En mars dernier, le ministre iranien des Affaires étrangères, Abbas Araghchi, avait affirmé devant l'ONU que "plus de 175 élèves et enseignants (avaient) été massacrés de sang-froid".
Cependant, un bilan révisé, relayé par Irib et d'autres médias nationaux, cite un responsable du pouvoir judiciaire. Ce bilan révèle que "73 garçons, 47 filles, 26 enseignants, sept parents, un conducteur de car scolaire et un pharmacien de la clinique à proximité de l'école ont perdu la vie dans cette tragique attaque".
Le bombardement a eu lieu le 28 février, coïncidant avec le début des offensives initiées par les États-Unis et Israël. En retour, l'Iran a mené des frappes ciblant divers sites en Israël et dans les environs.
Une erreur de ciblage
Tandis que le gouvernement iranien accorde la responsabilité à l'armée américaine pour cette tragédie, le président américain, Donald Trump, a d'abord nié toute participation de son pays. Il a par la suite indiqué qu'il "s'accommoderait" du résultat de l'enquête menée par le Pentagone. De son côté, Israël a rejeté toute connexion avec cette frappe.

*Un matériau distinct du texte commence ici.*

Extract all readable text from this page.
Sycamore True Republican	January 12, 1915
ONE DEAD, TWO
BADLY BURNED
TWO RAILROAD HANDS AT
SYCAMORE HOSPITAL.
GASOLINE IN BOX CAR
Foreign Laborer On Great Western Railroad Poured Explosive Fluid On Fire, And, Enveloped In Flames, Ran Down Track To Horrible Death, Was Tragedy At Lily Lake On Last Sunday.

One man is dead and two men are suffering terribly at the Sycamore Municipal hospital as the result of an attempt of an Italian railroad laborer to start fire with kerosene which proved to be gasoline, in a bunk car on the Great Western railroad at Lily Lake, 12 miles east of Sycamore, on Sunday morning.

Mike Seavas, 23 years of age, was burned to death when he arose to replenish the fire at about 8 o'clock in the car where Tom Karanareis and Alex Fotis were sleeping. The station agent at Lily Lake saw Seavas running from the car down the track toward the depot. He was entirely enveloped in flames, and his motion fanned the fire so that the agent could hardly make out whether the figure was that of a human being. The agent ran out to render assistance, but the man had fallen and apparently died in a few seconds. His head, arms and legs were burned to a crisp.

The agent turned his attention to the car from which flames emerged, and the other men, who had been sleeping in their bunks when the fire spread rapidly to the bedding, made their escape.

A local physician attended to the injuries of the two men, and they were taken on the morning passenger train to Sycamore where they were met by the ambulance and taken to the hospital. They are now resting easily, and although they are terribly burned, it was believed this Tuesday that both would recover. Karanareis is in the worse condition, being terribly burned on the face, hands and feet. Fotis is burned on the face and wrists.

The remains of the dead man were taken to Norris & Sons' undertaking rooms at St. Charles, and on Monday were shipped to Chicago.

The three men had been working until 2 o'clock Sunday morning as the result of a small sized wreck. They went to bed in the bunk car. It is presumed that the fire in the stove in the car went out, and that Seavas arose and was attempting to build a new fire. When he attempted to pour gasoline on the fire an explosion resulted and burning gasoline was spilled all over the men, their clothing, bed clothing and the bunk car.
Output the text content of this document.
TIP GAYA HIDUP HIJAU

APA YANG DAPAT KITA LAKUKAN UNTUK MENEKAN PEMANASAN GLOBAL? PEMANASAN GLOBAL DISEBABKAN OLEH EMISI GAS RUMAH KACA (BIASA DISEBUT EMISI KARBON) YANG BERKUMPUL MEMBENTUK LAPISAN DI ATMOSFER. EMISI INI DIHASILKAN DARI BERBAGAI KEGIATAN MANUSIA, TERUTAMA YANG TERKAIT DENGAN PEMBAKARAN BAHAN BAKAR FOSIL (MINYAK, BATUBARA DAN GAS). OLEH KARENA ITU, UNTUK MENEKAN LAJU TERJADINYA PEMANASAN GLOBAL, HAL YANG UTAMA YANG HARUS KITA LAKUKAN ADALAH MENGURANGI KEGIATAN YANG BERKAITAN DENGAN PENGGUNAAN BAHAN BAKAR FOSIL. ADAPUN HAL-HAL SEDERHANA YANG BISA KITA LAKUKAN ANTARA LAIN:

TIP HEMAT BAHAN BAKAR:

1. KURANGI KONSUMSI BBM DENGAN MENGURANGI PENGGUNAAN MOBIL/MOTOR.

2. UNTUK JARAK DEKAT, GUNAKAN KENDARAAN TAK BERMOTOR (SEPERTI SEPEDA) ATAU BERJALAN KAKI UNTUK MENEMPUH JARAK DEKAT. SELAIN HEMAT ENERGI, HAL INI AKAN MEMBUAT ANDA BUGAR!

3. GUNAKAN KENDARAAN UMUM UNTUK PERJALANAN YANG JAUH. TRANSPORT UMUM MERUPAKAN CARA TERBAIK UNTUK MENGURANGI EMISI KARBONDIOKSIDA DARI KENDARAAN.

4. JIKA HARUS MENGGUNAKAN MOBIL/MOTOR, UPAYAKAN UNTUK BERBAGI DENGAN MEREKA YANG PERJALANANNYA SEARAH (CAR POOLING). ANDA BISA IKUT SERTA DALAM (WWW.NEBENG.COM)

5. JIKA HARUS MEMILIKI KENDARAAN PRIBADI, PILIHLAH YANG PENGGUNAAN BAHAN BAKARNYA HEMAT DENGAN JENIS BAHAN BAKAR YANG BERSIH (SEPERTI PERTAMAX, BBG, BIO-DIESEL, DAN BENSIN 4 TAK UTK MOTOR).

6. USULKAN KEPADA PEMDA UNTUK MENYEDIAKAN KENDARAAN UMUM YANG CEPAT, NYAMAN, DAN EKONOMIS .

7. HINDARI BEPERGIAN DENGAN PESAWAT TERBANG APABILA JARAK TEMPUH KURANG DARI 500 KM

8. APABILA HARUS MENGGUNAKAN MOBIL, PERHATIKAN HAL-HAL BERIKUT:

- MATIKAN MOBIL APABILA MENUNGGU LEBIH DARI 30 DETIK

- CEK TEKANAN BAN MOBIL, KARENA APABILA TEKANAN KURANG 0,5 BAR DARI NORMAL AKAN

Le New York Times a rapporté, citant des sources proches de l'enquête, que le missile ayant frappé l'école aurait été tiré par l'armée américaine en raison d'une "erreur de ciblage".
En plus, l'AFP souligne que le bâtiment en question était situé à proximité de deux installations contrôlées par les Gardiens de la Révolution islamique, la garde idéologique influente au sein du régime iranien. Cependant, l'AFP n'a pas pu accéder au site pour vérifier de façon indépendante le bilan et les circonstances de l'attaque.